The Aesthetics of Algorithmic Taste
Taste was once considered a deeply personal and social phenomenon—shaped by upbringing, education, and cultural exposure. Today, algorithms play a central role in curating what we see, hear, and consume. From Spotify playlists to Netflix recommendations, our aesthetic experiences are increasingly mediated by code. This article explores how algorithmic systems influence taste, redefine aesthetic judgment, and reshape cultural consumption.
1. Taste as Data
Algorithms interpret taste through:
- Behavioral signals (clicks, likes, watch time)
- Consumption patterns across platforms
- Social graph analysis and peer influence
- Feedback loops from engagement metrics
Taste becomes quantified, tracked, and predicted.
2. The Shift from Curation to Calculation
Traditionally, taste was shaped by:
- Critics, curators, and cultural institutions
- Peer communities and subcultures
- Personal exploration and serendipity
Now, algorithms act as infomediaries, replacing gatekeepers with predictive engines that optimize for engagement.
3. Personalization vs. Homogenization
Algorithmic taste offers:
- Hyper-personalized recommendations
- Discovery of niche content and creators
- Adaptive interfaces based on user behavior
But risks include:
- Echo chambers and aesthetic flattening
- Reduced exposure to unfamiliar or challenging works
- Reinforcement of dominant cultural norms
Taste becomes tailored—but potentially narrowed.
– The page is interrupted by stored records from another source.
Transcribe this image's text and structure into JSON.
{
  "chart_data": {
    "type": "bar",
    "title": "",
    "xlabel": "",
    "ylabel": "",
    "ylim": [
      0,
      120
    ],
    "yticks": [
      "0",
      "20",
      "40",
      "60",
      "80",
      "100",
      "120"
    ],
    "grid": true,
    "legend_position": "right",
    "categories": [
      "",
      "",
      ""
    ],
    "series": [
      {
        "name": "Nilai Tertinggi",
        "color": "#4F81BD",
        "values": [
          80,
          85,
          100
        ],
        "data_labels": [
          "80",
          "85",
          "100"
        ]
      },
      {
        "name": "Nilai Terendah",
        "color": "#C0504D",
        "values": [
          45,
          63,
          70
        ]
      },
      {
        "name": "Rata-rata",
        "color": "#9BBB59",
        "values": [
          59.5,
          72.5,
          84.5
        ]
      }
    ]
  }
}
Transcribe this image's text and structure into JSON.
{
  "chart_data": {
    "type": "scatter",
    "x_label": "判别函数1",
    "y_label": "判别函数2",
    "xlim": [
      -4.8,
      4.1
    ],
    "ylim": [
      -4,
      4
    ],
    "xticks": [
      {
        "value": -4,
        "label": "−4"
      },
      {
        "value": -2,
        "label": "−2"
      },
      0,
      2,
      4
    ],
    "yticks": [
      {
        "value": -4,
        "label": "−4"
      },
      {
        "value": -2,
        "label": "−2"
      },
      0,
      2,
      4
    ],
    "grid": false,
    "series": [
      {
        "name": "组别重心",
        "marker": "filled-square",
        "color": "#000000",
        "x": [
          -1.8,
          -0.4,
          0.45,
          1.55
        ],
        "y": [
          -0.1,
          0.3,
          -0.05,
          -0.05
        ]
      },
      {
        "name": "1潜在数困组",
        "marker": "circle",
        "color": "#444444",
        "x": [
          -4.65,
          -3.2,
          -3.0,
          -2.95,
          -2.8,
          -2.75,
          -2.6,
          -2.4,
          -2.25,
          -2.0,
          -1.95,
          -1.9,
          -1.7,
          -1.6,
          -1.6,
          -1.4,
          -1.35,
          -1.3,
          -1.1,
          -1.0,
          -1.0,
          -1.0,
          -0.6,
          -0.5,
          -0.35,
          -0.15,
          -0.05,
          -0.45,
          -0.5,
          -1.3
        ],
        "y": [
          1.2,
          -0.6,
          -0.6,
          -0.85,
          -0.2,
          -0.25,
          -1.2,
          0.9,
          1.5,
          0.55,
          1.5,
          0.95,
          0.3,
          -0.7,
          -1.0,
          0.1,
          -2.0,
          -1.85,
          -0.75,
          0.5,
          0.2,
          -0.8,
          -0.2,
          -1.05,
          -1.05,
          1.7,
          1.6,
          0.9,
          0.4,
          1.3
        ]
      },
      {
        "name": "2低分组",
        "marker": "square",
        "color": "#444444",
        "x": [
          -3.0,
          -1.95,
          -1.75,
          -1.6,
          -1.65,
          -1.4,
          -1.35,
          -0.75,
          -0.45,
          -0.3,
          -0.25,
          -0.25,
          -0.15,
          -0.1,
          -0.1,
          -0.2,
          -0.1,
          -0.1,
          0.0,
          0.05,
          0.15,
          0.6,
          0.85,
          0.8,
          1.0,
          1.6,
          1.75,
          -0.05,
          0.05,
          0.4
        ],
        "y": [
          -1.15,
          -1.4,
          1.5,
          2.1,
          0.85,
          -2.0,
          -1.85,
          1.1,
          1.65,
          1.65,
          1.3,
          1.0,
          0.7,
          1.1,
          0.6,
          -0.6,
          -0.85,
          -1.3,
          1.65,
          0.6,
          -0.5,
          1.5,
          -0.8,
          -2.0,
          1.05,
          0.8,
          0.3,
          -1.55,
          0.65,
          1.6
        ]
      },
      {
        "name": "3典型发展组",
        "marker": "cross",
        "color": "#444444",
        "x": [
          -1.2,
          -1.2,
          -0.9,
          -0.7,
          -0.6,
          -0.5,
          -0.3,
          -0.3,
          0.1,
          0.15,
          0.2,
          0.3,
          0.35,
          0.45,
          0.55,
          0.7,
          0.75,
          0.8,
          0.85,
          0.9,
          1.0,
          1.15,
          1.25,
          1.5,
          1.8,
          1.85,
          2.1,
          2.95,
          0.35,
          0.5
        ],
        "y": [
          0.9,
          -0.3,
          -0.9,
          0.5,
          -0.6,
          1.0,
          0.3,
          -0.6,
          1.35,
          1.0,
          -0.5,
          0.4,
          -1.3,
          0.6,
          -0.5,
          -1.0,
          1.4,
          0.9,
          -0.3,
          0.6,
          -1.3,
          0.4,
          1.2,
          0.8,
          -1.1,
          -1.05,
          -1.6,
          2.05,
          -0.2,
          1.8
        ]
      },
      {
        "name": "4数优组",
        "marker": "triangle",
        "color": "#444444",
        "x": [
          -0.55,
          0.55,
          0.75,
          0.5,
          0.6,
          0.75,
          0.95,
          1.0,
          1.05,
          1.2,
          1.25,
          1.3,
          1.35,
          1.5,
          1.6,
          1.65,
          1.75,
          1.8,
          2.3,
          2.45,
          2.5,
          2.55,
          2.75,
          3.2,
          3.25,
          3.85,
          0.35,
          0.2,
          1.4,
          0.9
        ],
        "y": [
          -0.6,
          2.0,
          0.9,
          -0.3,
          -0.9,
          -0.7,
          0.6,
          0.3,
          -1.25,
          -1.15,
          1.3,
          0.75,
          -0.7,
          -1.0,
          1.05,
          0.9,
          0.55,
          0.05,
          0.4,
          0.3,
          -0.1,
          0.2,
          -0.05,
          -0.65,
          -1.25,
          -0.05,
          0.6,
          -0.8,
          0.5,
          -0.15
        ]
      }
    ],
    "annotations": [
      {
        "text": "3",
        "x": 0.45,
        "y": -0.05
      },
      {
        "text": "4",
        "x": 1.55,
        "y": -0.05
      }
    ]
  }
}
4. Aesthetic Judgment and Machine Mediation
Can algorithms make aesthetic judgments?
- They simulate preference, not perception
- They optimize for retention, not resonance
- They lack emotional or cultural depth—but mimic its effects
Judgment shifts from subjective contemplation to statistical inference.
5. Algorithmic Taste Formation
Platforms like Spotify, TikTok, and Netflix:
- Shape user identity through consumption
- Influence creative production via feedback loops
- Promote styles and formats that perform well algorithmically
Taste becomes a co-product of user behavior and platform logic.
6. The Politics of Recommendation
Recommendation systems reflect:
- Commercial incentives (maximize watch time, ad revenue)
- Cultural biases embedded in training data
- Opaque criteria for visibility and promotion
Taste is not neutral—it’s coded with values and priorities.
7. Creative Response and Resistance
Artists respond by:
- Designing for algorithmic visibility (hooks, thumbnails, pacing)
- Subverting recommendation logic with experimental formats
- Building communities outside mainstream platforms
Creativity becomes a negotiation with algorithmic aesthetics.
8. Expert Perspectives
Emanuele Arielli, philosopher of aesthetics:
“We are witnessing the externalization and automation of taste—where algorithms shape not just what we consume, but how we define beauty.”
Stan Erraught, cultural theorist:
“Taste used to be a sensus communis—a shared human judgment. Now it’s outsourced to systems that optimize for attention.”
Their views highlight the tension between human sensibility and machine mediation.
9. The Role of Transparency
To navigate algorithmic taste, we need:
- Clear disclosure of recommendation criteria
- User agency in tuning personalization
- Ethical design that balances novelty and diversity
Taste should be guided—not dictated—by algorithms.
10. The Road Ahead
Expect:
- AI-generated aesthetic profiles and taste maps
- Collaborative filtering across emotional and cultural dimensions
- Hybrid curation models combining human and machine judgment
- New aesthetic movements shaped by algorithmic logic
Taste will evolve—not disappear—but it will be co-authored by code and culture.
Conclusion
Algorithmic systems are not just curating our experiences—they’re shaping our aesthetic sensibilities. As taste becomes a function of data and prediction, we must ask: what does it mean to like something in an age where liking is optimized? The future of aesthetics lies in understanding how machines influence meaning—and how we reclaim agency in what we find beautiful.